CENAS DE UM CASAMENTO

Eu era muito namorador. Acho que foi por essa razão que ela não acreditava que estivesse apaixonado. Assim, levei bastante tempo para conquistá-la. Quando consegui, tive que provar diversas vezes a minha fidelidade, provar que a amava, que ela era a mulher da minha vida. As outras já não tinham mais lugar no meu coração. Imaginem o trabalhão que isso me deu!

Noivamos durante dois anos. Fizemos planos. Aí ela já confiava em mim. Ela fez o enxoval, fez compras dos utensílios para a casa. Eu fiz cálculos. Juntamos os salários e fizemos o financiamento do imóvel. No final das contas, estávamos fazendo coisas como se já fôssemos um casal.

No dia do casamento, o dia marcado à consolidação de tudo isso, vacilei, questionei se era aquilo mesmo que eu queria. Minha cabeça fervilhava. Pensava o tempo todo nela me esperando no altar. Quase que automaticamente, me vesti e me dirigi para a igreja. Antes, parei o carro num estacionamento e entrei um bar. Ocupei uma mesa num canto, na penumbra, atrás de um monte de caixas de cerveja. Eu não tinha pregado os olhos na noite anterior, pensando o quanto hoje seria o grande dia.

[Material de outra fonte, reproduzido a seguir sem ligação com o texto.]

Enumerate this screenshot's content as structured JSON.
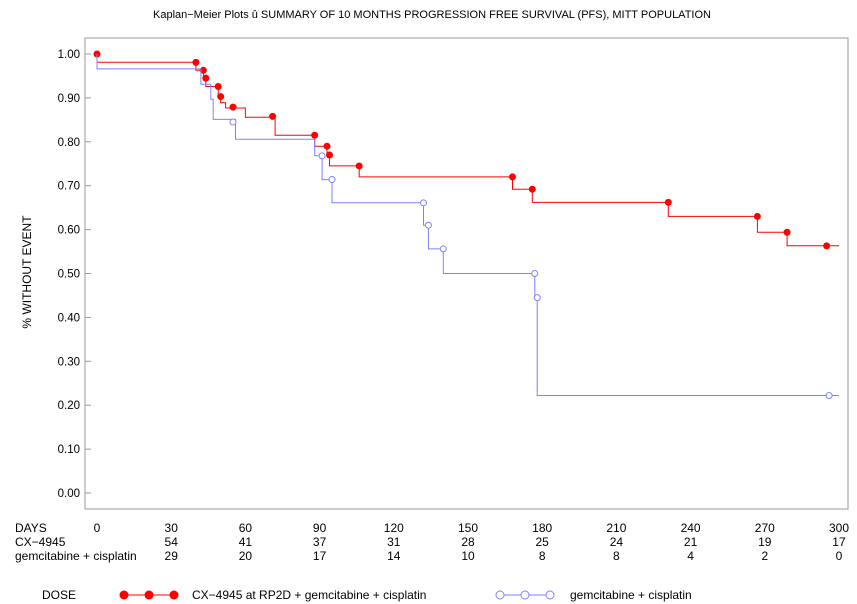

O garçom me trouxe água mineral. Bebi demoradamente. Fiquei longo tempo pensativo, refletindo. Por fim, com os olhos cansados, debrucei sobre o braço direito. Já era tarde, pois o casamento fora marcado para as nove horas da noite. O escuro do ambiente e o silencio do bar, quase vazio, me proporcionaram um relaxamento como se eu estivesse flutuando.

Peguei no sono. Acordei algumas horas depois, sem saber onde estava. Em seguida, reconheci o bar, mergulhado no escuro. Procurei me adaptar à escuridão e vi que realmente estava sozinho ali. Olhei o relógio e percebi que havia se passado mais de três horas desde que cheguei àquele lugar. E agora? E o meu casamento?

Sobre as emoções que me invadiram nos momentos seguintes, nada sei explicar. Só sei que de repente senti um alívio tão grande, uma sensação de liberdade tão grande, que senti vontade de voar, como um pássaro. E o meu casamento? A noiva no altar me esperando? O que as pessoas estavam falando, pensando? E ela?

Sai tateando, procurando a saída. A porta do bar estava mesmo trancada. Teria que passar a noite ali dentro de qualquer maneira. Amanhã daria uma explicação, pensei. Depois dessa decisão, inexplicavelmente, uma sensação de liberdade me invadiu. Desejei que aquela porta nunca mais fosse aberta.